One of my favorite quotes from The Wire, and one that I use daily in conversation, is so indicative of the disconnect when people show a disgust for the response to police violence in the Black community. When people have felt that their community has not been addressed justly, they protest. When those protests are ignored, they riot. Rioting doesn’t belong to Black people – in strange reversal, it’s one of the few things that Black people actually adopted from their White counterparts. There isn’t much different in the rioting in 2015 than there were in past decades, except now there is rolling video and not black-and-white still shots.
Also, this applies to the how we chronicle the violence of police towards People of Color. The skepticism about police officer’s versions of deadly encounters with the public are deafening as more of these situations have video or eye-witness testimony that contradict their stories.
“You can go a long way in this country, killing Black folk. Young males especially.”
“You think that if 300 white people were killed in this city every year, they wouldn’t send the 82nd Airborne? Negro, please.”

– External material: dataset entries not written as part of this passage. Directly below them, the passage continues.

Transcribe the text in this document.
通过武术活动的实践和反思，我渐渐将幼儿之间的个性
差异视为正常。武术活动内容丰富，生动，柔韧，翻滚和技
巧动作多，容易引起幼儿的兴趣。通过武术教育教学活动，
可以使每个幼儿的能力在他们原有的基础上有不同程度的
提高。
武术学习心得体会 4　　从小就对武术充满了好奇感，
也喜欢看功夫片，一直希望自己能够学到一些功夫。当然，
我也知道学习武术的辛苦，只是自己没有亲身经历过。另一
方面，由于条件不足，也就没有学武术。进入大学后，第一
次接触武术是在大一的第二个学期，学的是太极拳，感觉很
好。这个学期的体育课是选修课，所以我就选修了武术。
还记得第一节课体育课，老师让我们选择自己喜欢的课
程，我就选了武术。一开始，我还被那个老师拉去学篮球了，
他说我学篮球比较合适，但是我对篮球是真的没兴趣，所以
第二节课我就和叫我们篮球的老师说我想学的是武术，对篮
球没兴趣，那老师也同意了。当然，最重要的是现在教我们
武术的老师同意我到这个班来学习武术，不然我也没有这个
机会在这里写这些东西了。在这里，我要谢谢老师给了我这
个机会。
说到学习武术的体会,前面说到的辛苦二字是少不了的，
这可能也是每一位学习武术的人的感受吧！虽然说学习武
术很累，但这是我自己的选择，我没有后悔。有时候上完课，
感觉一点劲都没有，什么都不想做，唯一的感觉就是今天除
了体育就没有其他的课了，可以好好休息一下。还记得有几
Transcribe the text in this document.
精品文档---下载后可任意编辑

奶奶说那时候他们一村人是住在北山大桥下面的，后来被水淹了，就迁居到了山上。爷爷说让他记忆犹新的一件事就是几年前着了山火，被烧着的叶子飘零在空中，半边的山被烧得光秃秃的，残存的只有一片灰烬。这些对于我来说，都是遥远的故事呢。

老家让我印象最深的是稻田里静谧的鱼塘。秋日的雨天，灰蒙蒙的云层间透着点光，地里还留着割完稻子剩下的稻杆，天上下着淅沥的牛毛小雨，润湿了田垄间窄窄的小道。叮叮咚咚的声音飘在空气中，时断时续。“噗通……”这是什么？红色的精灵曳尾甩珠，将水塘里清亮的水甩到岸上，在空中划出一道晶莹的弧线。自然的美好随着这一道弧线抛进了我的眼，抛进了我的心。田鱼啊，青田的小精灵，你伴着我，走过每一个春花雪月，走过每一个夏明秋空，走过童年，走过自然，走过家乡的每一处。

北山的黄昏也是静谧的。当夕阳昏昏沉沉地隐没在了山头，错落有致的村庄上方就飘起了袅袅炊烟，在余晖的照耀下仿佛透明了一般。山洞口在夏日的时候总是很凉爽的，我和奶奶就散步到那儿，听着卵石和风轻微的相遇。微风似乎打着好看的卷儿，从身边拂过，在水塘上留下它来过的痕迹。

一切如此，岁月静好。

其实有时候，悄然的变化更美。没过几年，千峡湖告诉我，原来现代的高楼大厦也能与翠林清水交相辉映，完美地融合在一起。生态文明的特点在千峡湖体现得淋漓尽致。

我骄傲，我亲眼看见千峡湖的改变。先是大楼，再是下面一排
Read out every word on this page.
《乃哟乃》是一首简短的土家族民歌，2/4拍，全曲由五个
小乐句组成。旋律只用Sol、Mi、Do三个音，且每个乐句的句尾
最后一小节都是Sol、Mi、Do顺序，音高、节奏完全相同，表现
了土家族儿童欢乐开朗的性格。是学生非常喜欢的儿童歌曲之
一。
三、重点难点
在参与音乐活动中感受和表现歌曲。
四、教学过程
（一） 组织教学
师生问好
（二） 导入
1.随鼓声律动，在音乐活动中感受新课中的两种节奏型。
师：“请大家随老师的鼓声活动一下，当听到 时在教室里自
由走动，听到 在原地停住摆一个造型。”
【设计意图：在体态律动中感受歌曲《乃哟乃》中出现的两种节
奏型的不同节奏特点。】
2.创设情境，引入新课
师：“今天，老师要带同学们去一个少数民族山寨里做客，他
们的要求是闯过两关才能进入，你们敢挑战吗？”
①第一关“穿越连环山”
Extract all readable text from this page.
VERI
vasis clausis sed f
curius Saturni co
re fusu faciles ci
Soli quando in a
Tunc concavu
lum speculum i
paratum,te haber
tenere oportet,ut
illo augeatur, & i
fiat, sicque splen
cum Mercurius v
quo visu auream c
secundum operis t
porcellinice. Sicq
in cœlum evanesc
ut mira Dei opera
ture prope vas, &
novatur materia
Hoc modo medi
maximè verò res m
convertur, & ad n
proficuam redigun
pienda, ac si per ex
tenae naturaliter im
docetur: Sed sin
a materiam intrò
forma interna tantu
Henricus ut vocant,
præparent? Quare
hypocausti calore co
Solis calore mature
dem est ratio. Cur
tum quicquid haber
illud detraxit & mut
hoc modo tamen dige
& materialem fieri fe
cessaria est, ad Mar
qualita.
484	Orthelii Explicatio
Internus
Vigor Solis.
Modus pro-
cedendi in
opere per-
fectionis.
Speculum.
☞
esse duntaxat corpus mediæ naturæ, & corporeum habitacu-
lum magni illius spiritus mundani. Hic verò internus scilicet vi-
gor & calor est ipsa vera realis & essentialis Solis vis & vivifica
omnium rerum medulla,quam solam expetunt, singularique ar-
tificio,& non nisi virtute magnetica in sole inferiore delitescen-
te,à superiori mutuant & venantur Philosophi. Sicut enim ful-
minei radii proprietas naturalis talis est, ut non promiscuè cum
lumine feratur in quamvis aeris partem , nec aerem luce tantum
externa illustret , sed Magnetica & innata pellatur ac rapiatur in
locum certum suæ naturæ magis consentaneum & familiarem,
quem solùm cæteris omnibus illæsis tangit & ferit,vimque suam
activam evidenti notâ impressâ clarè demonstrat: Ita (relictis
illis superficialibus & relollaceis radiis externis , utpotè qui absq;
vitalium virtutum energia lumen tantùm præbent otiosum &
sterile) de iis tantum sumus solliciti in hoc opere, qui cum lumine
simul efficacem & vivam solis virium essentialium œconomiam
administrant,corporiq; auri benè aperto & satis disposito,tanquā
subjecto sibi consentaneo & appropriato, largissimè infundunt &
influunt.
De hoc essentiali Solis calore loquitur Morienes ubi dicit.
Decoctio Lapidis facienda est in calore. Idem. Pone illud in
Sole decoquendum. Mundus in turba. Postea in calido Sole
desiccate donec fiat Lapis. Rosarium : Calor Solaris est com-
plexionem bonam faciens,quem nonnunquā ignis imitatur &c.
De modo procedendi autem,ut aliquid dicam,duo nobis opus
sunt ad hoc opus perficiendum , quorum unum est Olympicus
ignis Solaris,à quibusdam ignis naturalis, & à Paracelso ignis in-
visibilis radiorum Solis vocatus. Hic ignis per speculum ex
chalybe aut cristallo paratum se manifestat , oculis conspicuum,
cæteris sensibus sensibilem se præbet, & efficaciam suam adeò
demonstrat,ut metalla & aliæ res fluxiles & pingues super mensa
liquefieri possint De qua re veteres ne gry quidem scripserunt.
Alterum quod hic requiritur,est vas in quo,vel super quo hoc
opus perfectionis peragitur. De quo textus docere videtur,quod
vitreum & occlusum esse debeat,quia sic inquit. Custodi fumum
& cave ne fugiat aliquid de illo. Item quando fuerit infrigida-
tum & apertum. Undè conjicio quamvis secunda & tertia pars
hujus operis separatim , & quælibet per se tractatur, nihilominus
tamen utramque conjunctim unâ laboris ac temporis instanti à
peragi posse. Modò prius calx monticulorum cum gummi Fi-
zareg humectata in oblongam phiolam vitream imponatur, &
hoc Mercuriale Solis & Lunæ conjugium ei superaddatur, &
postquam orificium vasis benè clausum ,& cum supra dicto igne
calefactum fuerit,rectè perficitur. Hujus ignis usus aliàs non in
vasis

Episode: Unconfirmed Reports
This is the most poignant response to those that shout All Lives Matter against the Black Lives Matter protests. Those that dismiss the protests in favor of saying “all human life matters the same” are the same people that moved to the suburbs because it’s safer, but still lock all their doors and arm their ADT Home Security at night. There’s a difference between what we want to happen and what actually is happening. Acting like they are one in the same is a dangerous standard of assuming that nothing needs to be done about the disproportionate value placed on Black lives.
Roland Prybylewski shoots and kills a Black cop on sight.
When Prez shoots and kills a Black, plain-clothes officer while pursuing a suspect, it brings to focus the many machinations of how race, fear, and policing work. Prez was not some bigot and racist. But that doesn’t mean he didn’t have engrained prejudices and biases. He kills the officer (by firing first and not identifying himself) because he saw a large Black man during a tense situation and was scared. There are hints that Prez had moments of incompetence that led to him being shifted around as opposed to dismissed which sounds familiar in many police department handlings today. The shooting of Tamir Rice was from a police officer that had previously been dismissed from another department for conduct and competence, and yet he was given another chance at carrying a gun and badge, ending in him killing a twelve year old boy.
The Blue Line displayed in these series of events is especially poignant. None of his Black fellow officers think that Prez is racist and they all testify to just that. But none are delusional to think that this is random, either. There is a difference between actively hating Black people and falsely believing that Black people pose a threat by default. Sadly, the result is often the same.